The OTT release and the lack of authentic data to determine its verdict has also impacted the satellite revenues. It's believed to have significantly dropped since the theatres closed down their shutters in March owing to the nationwide lockdown. The satellite prices are fixed largely based on the film's box office performance. Like if a film becomes a hit, its subsequent satellite rights is also priced at exorbitant rates. 

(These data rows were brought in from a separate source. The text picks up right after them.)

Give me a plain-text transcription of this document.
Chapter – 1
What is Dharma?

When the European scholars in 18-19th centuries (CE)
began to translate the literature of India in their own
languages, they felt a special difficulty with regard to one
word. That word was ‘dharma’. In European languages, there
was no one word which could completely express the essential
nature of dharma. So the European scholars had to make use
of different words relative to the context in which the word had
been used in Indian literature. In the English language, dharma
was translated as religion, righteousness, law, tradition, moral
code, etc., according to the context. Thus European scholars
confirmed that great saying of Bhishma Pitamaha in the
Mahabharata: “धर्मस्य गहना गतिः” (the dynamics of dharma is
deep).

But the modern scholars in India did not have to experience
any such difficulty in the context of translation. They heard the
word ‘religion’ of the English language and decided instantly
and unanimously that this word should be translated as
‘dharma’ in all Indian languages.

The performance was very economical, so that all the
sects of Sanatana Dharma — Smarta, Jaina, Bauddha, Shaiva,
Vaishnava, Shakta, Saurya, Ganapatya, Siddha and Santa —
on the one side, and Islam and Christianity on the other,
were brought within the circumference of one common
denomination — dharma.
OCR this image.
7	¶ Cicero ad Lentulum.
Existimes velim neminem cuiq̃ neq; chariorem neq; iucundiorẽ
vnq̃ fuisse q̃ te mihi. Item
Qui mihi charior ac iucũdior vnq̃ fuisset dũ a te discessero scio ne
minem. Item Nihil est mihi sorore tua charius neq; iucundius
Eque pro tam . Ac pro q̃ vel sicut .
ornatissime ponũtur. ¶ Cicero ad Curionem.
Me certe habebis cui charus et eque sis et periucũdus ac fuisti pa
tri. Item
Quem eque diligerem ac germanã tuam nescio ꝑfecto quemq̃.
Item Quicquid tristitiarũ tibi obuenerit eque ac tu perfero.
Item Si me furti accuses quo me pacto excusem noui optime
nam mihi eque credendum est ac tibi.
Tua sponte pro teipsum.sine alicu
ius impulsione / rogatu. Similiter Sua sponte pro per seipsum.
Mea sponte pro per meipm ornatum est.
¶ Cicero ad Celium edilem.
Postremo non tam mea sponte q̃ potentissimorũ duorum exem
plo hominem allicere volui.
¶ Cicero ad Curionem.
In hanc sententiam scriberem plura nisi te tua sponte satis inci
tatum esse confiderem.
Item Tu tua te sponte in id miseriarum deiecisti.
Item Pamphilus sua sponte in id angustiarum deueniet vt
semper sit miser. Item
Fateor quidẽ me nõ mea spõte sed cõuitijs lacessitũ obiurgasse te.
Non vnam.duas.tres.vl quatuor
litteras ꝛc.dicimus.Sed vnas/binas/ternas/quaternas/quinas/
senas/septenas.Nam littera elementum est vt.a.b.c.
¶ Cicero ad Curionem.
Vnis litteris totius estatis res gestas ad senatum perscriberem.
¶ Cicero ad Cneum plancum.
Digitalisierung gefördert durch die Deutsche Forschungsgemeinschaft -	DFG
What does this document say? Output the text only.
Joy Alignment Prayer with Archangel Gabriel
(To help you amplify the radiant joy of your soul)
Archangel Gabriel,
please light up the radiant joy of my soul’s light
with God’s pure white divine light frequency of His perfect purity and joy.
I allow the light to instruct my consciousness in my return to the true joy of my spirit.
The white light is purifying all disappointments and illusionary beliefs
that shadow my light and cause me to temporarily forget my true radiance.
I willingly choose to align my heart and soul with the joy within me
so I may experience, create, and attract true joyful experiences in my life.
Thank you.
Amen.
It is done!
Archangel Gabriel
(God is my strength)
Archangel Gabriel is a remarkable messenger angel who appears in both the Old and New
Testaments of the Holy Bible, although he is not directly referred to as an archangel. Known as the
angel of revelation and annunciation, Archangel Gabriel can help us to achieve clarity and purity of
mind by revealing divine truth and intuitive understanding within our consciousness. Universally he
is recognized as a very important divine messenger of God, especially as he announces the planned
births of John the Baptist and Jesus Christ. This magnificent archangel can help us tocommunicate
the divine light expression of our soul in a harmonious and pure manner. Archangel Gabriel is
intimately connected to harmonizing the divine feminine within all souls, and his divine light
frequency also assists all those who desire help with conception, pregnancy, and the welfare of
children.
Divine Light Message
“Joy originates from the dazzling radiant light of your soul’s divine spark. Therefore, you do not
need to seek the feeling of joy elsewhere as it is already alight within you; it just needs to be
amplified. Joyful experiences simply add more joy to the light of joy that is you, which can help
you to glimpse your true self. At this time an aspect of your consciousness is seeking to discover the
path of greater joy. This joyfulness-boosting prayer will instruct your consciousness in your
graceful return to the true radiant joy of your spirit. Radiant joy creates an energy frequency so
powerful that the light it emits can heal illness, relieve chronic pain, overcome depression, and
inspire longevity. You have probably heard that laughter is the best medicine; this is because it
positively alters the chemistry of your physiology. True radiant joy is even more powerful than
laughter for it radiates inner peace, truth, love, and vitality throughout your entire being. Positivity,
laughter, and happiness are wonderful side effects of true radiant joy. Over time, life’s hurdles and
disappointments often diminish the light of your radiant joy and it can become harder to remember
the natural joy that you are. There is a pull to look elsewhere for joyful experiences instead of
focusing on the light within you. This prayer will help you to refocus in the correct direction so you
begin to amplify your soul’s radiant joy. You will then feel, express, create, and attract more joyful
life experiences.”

However, that's not happening with OTT films which are sold at a fixed price with no option to amass the kind of revenue that it would have otherwise. So how the satellite deals are happening for OTT films when there's no standard metric to measure its success and failure? "Presently the OTTs have belled the cat and have taken the films lock, stock & barrel. Since the box office is no longer a parameter in these OTT acquisition, they have their internal back up prior agreements keeping in mind values of the films. These values are now presently based on the actors previous releases, the genre and overall setup and budgets," concludes Film producer and eminent film trade business analyst Girish Johar.